Question around `vector_query` param

lyra-white opened this issue 4 months ago · comments

Not really a bug, but more of a question.

curl 'http://localhost:8108/search' \
  -X POST \
  -H "X-TYPESENSE-API-KEY: ${TYPESENSE_API_KEY}" \
  -d '{
        "searches": [
          {
            "collection": "docs",
            "q": "white shirt",
            "query_by": "vec, non_embedding_field",
            "vector_query": "vec:([], k: 1000)"
          }
        ]
      }'

What is intended behavior of above query? Does k=1000 mean I am always going to get 1000 results?
How does above query work with built-in embedding models? In the examples, sometimes embeddings are passed in the vector_query like vec:([0.96826, 0.94, 0.39557, 0.306488]. If I use typesense for computing the embeddings, I won't have the vector to pass here. So do i need to perform two queries, first to get embeddings, and second to use these embeddings? Or is typesense going to figure out that this field can be filled internally, and computed query embeddings for white shirt are plugged in runtime?
Are vector_query params documented anywhere else? I saw some threads about tuning alpha, etc. Where is the complete documentation?

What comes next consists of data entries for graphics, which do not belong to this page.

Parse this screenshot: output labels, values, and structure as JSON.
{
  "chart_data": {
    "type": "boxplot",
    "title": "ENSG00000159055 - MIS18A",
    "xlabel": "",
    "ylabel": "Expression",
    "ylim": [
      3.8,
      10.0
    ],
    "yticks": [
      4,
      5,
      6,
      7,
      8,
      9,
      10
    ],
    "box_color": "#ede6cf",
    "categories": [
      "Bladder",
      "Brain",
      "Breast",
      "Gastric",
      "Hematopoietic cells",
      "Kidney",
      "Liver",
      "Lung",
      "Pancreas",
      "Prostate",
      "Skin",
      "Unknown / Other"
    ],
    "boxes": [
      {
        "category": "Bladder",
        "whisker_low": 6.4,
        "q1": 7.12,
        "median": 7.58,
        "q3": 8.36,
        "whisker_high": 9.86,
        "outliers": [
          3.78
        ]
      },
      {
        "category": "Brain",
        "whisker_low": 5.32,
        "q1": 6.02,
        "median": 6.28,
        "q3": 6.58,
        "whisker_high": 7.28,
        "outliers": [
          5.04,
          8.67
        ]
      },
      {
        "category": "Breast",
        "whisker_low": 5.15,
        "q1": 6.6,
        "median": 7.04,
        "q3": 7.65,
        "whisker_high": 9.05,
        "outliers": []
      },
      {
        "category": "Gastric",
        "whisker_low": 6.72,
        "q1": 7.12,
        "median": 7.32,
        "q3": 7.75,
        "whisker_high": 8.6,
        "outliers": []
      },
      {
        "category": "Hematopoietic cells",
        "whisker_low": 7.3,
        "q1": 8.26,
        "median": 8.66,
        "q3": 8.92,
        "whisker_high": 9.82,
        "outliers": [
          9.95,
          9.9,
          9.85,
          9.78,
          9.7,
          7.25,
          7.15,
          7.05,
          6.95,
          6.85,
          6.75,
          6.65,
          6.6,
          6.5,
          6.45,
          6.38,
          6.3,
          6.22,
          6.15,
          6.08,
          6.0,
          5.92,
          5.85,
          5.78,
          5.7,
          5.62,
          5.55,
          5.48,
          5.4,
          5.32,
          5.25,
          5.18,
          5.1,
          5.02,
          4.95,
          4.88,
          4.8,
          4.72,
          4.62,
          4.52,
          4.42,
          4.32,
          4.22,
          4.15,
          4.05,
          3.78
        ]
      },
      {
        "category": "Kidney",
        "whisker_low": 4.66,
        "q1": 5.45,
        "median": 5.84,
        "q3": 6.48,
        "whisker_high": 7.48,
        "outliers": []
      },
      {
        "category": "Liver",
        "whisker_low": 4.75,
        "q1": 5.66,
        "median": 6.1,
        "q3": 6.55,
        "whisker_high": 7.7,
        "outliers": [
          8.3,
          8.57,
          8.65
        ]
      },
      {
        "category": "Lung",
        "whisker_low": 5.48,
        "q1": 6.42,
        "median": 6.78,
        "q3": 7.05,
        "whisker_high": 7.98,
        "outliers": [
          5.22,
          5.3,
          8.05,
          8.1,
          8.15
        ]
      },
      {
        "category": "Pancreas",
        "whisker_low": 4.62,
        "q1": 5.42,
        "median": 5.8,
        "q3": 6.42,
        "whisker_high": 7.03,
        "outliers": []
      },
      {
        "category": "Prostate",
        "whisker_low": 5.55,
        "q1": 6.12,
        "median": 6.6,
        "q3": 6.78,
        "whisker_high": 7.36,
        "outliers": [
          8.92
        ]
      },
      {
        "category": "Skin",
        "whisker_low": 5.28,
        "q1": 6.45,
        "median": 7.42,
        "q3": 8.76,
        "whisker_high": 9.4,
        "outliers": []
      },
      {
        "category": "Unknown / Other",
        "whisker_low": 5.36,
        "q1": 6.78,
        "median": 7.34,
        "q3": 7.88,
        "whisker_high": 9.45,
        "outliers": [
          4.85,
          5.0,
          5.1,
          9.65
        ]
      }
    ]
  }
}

Kishore Nallan · Answer 1 · Sat Apr 06 2024 20:02:42 GMT+0800 (China Standard Time)

Yes k means you are looking for the top K nearest embeddings that match the embedding of the query white shirt.
If you use built-in embedding, you don't have to pass the vector explicitly. You can pass an empty [] vector if you want to control the parameters like k. By default k defaults to value of per_page parameter.
We don't have a single table with the parameters listed. The supported params at the moment are: flat_search_cutoff, distance_threshold, alpha, k, ef. There will be sections with examples of these parameters on this page.